The pig-tailed macaque divergence time is more or less the same as the orangutan divergence; the others are more like the time range for human dispersals into island Southeast Asia. We can add to the primates a few other medium-sized mammals; for example, clouded leopards are highly differentiated between Sumatran and Bornean populations, and their mtDNA divergence occurred sometime after 3 million years ago.

There may be no contradiction between the recent mtDNA common ancestor and the high degree of population structure in Bornean orangutans; the mtDNA could have been selected. We really would want resequencing of a lot more loci in these orangtuan populations, for which we may not have to wait too long. Mitochondrial DNA is convenient in many ways, including its greater sensitivity to restricted population size and higher mutation rate. But the intrinsic variance of a single gene system under genetic drift is so high that this disadvantage probably outweighs all advantages for reconstructing population sizes.
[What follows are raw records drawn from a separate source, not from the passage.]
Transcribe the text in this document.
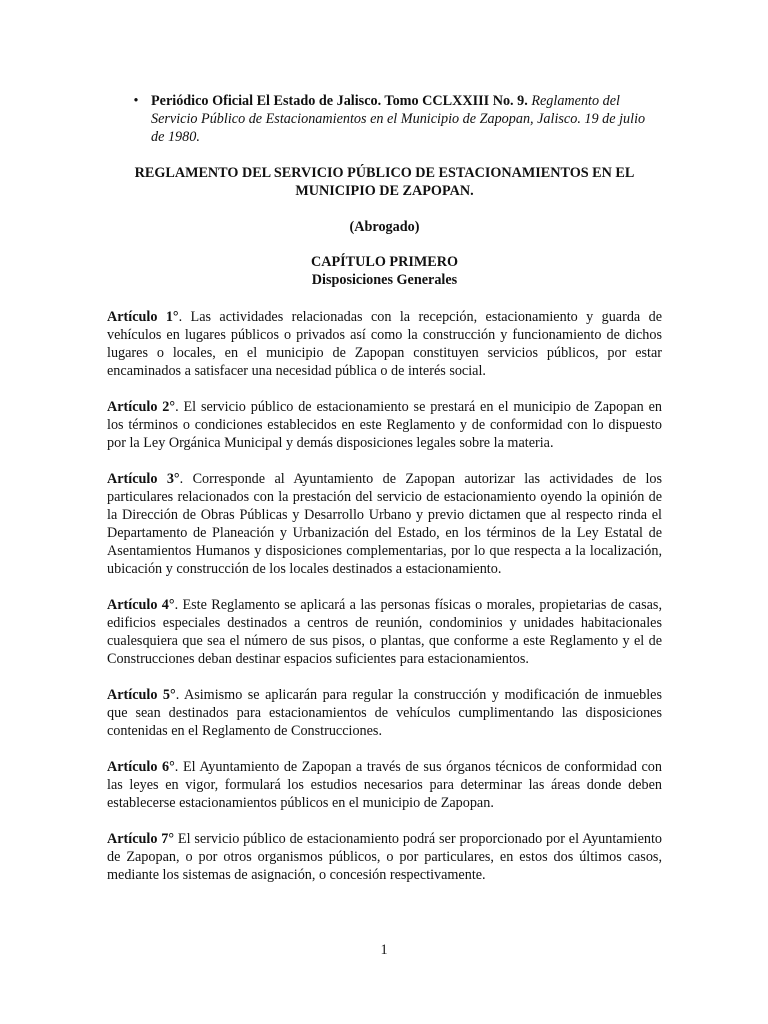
• Periódico Oficial El Estado de Jalisco. Tomo CCLXXIII No. 9. Reglamento del Servicio Público de Estacionamientos en el Municipio de Zapopan, Jalisco. 19 de julio de 1980.
REGLAMENTO DEL SERVICIO PÚBLICO DE ESTACIONAMIENTOS EN EL
MUNICIPIO DE ZAPOPAN.
(Abrogado)
CAPÍTULO PRIMERO
Disposiciones Generales

Artículo 1°. Las actividades relacionadas con la recepción, estacionamiento y guarda de vehículos en lugares públicos o privados así como la construcción y funcionamiento de dichos lugares o locales, en el municipio de Zapopan constituyen servicios públicos, por estar encaminados a satisfacer una necesidad pública o de interés social.

Artículo 2°. El servicio público de estacionamiento se prestará en el municipio de Zapopan en los términos o condiciones establecidos en este Reglamento y de conformidad con lo dispuesto por la Ley Orgánica Municipal y demás disposiciones legales sobre la materia.

Artículo 3°. Corresponde al Ayuntamiento de Zapopan autorizar las actividades de los particulares relacionados con la prestación del servicio de estacionamiento oyendo la opinión de la Dirección de Obras Públicas y Desarrollo Urbano y previo dictamen que al respecto rinda el Departamento de Planeación y Urbanización del Estado, en los términos de la Ley Estatal de Asentamientos Humanos y disposiciones complementarias, por lo que respecta a la localización, ubicación y construcción de los locales destinados a estacionamiento.

Artículo 4°. Este Reglamento se aplicará a las personas físicas o morales, propietarias de casas, edificios especiales destinados a centros de reunión, condominios y unidades habitacionales cualesquiera que sea el número de sus pisos, o plantas, que conforme a este Reglamento y el de Construcciones deban destinar espacios suficientes para estacionamientos.

Artículo 5°. Asimismo se aplicarán para regular la construcción y modificación de inmuebles que sean destinados para estacionamientos de vehículos cumplimentando las disposiciones contenidas en el Reglamento de Construcciones.

Artículo 6°. El Ayuntamiento de Zapopan a través de sus órganos técnicos de conformidad con las leyes en vigor, formulará los estudios necesarios para determinar las áreas donde deben establecerse estacionamientos públicos en el municipio de Zapopan.

Artículo 7° El servicio público de estacionamiento podrá ser proporcionado por el Ayuntamiento de Zapopan, o por otros organismos públicos, o por particulares, en estos dos últimos casos, mediante los sistemas de asignación, o concesión respectivamente.

1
At any rate, the orangutans now provide an additional case where the subspecies-level history of hominoids is more complex than depicted five or six years ago. Uncovering these kinds of dynamics highlights the need for better modeling of demography and dispersal within a geographically widespread species. Isolation-by-distance and long-lasting subspecies are well-defined models, but when they are refuted, we have a lack of well-defined alternatives.